Embora não sejam os pensamentos mais amenos, observa Shaw, "aqueles que não têm essa capacidade de testar mentalmente possíveis comportamentos futuros podem agir de forma mais impulsiva e viver para se arrepender".
Pensamentos ruins
Então, fantasiar sobre algo tão ruim é potencialmente bom. Mas onde está essa linha que não deve ser cruzada?
Quase dois anos depois, o veredicto original de Valle acabou anulado por um juiz de apelação.
Suas "fantasias sexuais depravadas e misóginas com sua esposa, ex-colegas de faculdade e conhecidos certamente refletiam uma mente doentia", declarou o juiz Paul Gardephe. Mas isso, acrescentou, não é motivo suficiente para uma condenação.
Nem mesmo os planos detalhados convenceram Gardephe a privá-lo de sua liberdade. Na decisão, ele citou um caso no qual Valle supostamente "concordou" com seus amigos cibernéticos em sequestrar três mulheres diferentes na mesma segunda-feira, no início de 2012: uma na cidade de Nova York, uma no Paquistão e a terceira em Ohio.

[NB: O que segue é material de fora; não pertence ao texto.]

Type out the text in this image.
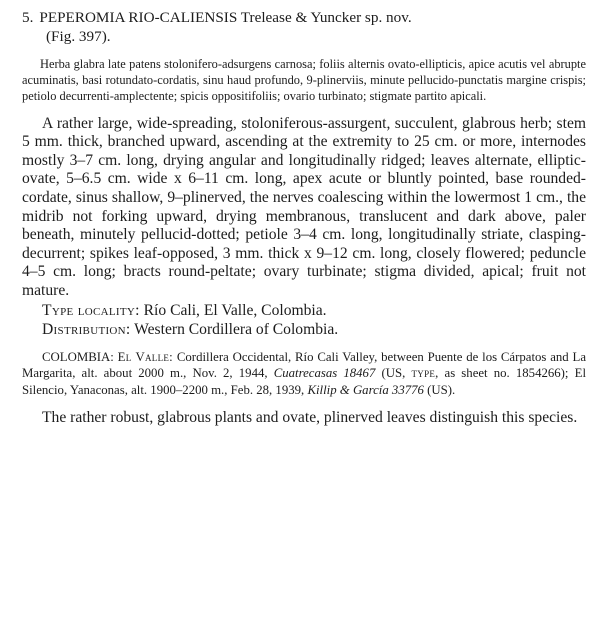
5. PEPEROMIA RIO-CALIENSIS Trelease & Yuncker sp. nov.
(Fig. 397).

Herba glabra late patens stolonifero-adsurgens carnosa; foliis alternis ovato-ellipticis, apice acutis vel abrupte acuminatis, basi rotundato-cordatis, sinu haud profundo, 9-plinerviis, minute pellucido-punctatis margine crispis; petiolo decurrenti-amplectente; spicis oppositifoliis; ovario turbinato; stigmate partito apicali.

A rather large, wide-spreading, stoloniferous-assurgent, succulent, glabrous herb; stem 5 mm. thick, branched upward, ascending at the extremity to 25 cm. or more, internodes mostly 3–7 cm. long, drying angular and longitudinally ridged; leaves alternate, elliptic-ovate, 5–6.5 cm. wide x 6–11 cm. long, apex acute or bluntly pointed, base rounded-cordate, sinus shallow, 9–plinerved, the nerves coalescing within the lowermost 1 cm., the midrib not forking upward, drying membranous, translucent and dark above, paler beneath, minutely pellucid-dotted; petiole 3–4 cm. long, longitudinally striate, clasping-decurrent; spikes leaf-opposed, 3 mm. thick x 9–12 cm. long, closely flowered; peduncle 4–5 cm. long; bracts round-peltate; ovary turbinate; stigma divided, apical; fruit not mature.

Type locality: Río Cali, El Valle, Colombia.

Distribution: Western Cordillera of Colombia.

COLOMBIA: El Valle: Cordillera Occidental, Río Cali Valley, between Puente de los Cárpatos and La Margarita, alt. about 2000 m., Nov. 2, 1944, Cuatrecasas 18467 (US, type, as sheet no. 1854266); El Silencio, Yanaconas, alt. 1900–2200 m., Feb. 28, 1939, Killip & García 33776 (US).

The rather robust, glabrous plants and ovate, plinerved leaves distinguish this species.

"Nenhum júri razoável poderia ter concluído que Valle realmente pretendia sequestrar uma mulher naquela data", concluiu o juiz.
"Ele é apenas culpado de ter pensamentos muito pouco convencionais", disse, sorrindo, sua advogada Julia Gatto, saindo do tribunal naquele dia de julho de 2014.
"Não somos a polícia do pensamento... O governo não deve entrar em nossas cabeças", declarou.
Em 2016, foi publicado um livro chamado "Raw Deal: The Untold Story of 'Cannibal Cop'" ("Injustiça: A História Não Contada do 'Policial Canibal'", do qual Valle é coautor.
A editora Wildblue Press considerou necessário escrever um prefácio explicando os motivos da publicação, observando que sentia, como a maioria da população, repulsa pelo tratamento dado às mulheres nas fantasias de Valle.
Valle termina dizendo: "Quando, se é que alguma vez, um 'pensamento' ultrapassa os limites e se torna um crime? Vale a pena refletir...".
Esse foi, segundo ele, o mote para lançar o livro. Desde então, Valle publicou quatro romances; agora ele vende o que antes escrevia secretamente.